DNA Evidence Destroyed in Manatee County
The nationally known Innocence Project has taken up the case of convicted Manatee County rapist Derrick Williams. They were banking on the importance of a single strand of hair and hoping that it was the key to reversing Williams’ conviction.
The Innocence Project takes on old criminal cases and attempts to navigate through the legal system to allow for up-to-date DNA technology to be utilized to, hopefully exonerate the defendant. State law allows defendants to ask for any DNA evidence that might exonerate them be tested.
In the Williams case, they asked the Manatee County Sheriff’s Office to allow it to run DNA tests on the hair found at the scene of the 1992 rape for which Williams was convicted. Unfortunately, they were advised that the hair was destroyed in 2003 along with evidence in about 3,600 other Manatee County criminal cases after a water leak flooded an evidence storage facility in a vault at a former bank building.
The evidence was then incinerated but the local legal community was unaware of the destruction until now. The sheriff’s office says all the lost evidence related to cases that had already gone through the legal system.
Williams is serving a life sentence but has always maintained his innocence. He offered to give blood and saliva samples to compare with any semen found in the case but none was found. DNA testing at the time was not sophisticated enough to use pubic hair found at the scene. The jury reached its verdict based solely on witness testimony and no biological evidence.

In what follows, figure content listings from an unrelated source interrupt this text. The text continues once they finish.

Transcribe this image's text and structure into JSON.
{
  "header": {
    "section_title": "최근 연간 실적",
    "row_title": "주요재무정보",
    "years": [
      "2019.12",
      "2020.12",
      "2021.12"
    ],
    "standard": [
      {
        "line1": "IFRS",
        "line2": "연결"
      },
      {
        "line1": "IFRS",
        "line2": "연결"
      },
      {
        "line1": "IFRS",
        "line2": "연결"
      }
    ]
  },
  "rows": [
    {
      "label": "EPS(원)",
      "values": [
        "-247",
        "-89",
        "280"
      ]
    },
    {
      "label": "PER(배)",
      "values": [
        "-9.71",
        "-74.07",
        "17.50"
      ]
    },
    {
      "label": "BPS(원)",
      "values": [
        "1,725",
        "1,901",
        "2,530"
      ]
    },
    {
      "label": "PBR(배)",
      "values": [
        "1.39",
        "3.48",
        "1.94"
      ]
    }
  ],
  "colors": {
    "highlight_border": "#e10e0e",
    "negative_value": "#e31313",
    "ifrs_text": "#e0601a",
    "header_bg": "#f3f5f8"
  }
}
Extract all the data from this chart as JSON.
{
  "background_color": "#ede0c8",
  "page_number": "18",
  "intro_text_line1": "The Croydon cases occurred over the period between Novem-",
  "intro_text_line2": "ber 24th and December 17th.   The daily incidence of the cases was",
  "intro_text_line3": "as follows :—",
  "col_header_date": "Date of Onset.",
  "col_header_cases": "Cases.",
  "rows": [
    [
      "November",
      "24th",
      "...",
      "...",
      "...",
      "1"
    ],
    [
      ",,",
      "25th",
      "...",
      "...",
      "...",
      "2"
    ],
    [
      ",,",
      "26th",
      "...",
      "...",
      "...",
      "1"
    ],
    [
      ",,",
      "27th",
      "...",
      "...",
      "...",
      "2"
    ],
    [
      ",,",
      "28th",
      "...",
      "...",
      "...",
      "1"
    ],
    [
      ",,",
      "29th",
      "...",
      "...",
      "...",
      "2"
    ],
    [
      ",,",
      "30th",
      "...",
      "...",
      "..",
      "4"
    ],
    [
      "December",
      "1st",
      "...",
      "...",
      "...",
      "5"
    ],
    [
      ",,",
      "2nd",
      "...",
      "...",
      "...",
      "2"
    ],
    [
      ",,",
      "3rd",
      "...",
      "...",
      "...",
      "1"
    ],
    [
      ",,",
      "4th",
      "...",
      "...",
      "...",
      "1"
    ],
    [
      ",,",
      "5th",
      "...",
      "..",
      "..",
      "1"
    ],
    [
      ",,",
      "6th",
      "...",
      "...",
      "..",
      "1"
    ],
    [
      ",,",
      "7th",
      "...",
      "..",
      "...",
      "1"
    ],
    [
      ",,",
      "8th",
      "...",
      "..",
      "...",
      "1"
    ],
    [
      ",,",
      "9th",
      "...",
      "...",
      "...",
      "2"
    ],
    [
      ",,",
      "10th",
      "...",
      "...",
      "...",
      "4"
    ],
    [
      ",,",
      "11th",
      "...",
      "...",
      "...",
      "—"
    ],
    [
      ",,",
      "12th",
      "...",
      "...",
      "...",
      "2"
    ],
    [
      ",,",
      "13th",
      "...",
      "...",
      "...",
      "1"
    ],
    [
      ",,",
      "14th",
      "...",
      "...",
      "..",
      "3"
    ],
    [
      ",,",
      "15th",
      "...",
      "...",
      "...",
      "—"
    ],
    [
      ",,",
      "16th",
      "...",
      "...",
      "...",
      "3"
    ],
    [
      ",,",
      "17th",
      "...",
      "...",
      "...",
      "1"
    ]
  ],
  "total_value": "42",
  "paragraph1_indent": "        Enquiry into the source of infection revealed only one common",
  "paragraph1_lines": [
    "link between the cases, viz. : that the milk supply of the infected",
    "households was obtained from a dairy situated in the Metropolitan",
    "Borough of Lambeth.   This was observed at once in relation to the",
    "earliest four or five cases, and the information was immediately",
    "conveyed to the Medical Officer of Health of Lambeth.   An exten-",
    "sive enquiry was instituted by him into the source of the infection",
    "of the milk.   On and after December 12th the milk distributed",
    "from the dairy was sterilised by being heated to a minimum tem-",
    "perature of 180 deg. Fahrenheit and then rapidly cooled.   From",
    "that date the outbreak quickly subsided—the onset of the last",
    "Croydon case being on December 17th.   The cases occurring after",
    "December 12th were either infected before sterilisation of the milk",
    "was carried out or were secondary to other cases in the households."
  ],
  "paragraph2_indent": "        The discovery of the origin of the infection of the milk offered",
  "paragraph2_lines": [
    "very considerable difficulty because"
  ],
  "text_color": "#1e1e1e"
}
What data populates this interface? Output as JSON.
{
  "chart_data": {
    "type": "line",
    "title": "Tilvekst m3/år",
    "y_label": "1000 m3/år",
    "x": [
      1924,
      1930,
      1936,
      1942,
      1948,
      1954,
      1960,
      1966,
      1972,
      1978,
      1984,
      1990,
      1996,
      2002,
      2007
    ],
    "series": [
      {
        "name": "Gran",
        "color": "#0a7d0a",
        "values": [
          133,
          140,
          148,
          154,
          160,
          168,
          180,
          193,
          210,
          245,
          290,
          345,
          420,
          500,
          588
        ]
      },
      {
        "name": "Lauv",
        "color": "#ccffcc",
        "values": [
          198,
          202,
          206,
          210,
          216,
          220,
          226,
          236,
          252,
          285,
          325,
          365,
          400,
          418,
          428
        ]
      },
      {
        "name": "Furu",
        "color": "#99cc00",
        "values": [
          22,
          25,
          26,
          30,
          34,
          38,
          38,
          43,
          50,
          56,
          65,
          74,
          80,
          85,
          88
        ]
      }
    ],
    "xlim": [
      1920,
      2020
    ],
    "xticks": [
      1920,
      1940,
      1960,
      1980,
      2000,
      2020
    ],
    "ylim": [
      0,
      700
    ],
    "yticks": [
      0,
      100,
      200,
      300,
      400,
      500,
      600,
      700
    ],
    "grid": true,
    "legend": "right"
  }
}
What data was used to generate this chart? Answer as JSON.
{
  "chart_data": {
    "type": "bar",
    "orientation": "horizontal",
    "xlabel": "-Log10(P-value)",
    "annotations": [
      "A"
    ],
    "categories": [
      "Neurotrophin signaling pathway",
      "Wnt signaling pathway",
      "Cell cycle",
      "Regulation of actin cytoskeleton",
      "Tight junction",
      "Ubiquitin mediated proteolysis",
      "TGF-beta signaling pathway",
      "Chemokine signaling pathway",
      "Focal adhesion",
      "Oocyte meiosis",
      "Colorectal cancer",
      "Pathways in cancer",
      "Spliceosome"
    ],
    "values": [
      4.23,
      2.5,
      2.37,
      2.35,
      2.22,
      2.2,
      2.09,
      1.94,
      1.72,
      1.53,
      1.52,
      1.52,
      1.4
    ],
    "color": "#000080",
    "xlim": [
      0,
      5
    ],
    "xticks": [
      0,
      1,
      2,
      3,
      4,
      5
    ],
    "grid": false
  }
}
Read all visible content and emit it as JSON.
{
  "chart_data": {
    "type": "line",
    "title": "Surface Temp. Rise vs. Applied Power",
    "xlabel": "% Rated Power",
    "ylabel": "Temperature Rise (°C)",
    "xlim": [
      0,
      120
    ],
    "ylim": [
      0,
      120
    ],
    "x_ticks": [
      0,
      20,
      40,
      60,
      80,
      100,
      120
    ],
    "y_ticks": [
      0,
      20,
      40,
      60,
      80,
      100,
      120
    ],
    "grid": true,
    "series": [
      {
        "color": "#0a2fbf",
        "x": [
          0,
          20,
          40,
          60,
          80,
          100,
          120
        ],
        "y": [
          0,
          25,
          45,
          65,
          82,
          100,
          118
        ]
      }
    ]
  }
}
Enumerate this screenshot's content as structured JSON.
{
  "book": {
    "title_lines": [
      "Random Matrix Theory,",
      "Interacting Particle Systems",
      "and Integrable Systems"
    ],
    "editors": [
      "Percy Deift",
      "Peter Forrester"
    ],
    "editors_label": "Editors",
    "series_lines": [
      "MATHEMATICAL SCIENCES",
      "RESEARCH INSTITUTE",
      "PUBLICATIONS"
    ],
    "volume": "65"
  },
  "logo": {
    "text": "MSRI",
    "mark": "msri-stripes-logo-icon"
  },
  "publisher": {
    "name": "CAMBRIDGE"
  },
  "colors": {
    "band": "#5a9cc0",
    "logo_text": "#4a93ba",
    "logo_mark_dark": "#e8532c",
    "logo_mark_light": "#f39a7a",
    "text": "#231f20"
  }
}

The Innocence Project only takes cases where biological evidence from the crime was not tested for DNA at the time, but that if it were tested now, could demonstrate that someone else committed the crime. Although the now-lost hair would have been the best and easiest sample to test, the Innocence Project attorneys now hope to get DNA from some of the other evidence in the case.
Criminal defense attorneys in Manatee County now intend to get a list of the cases in which evidence was destroyed and analyze that information to determine if any cases other than Williams’s case could be affected. Even the simple fact that evidence was damaged and destroyed could become an appellate issue in some cases.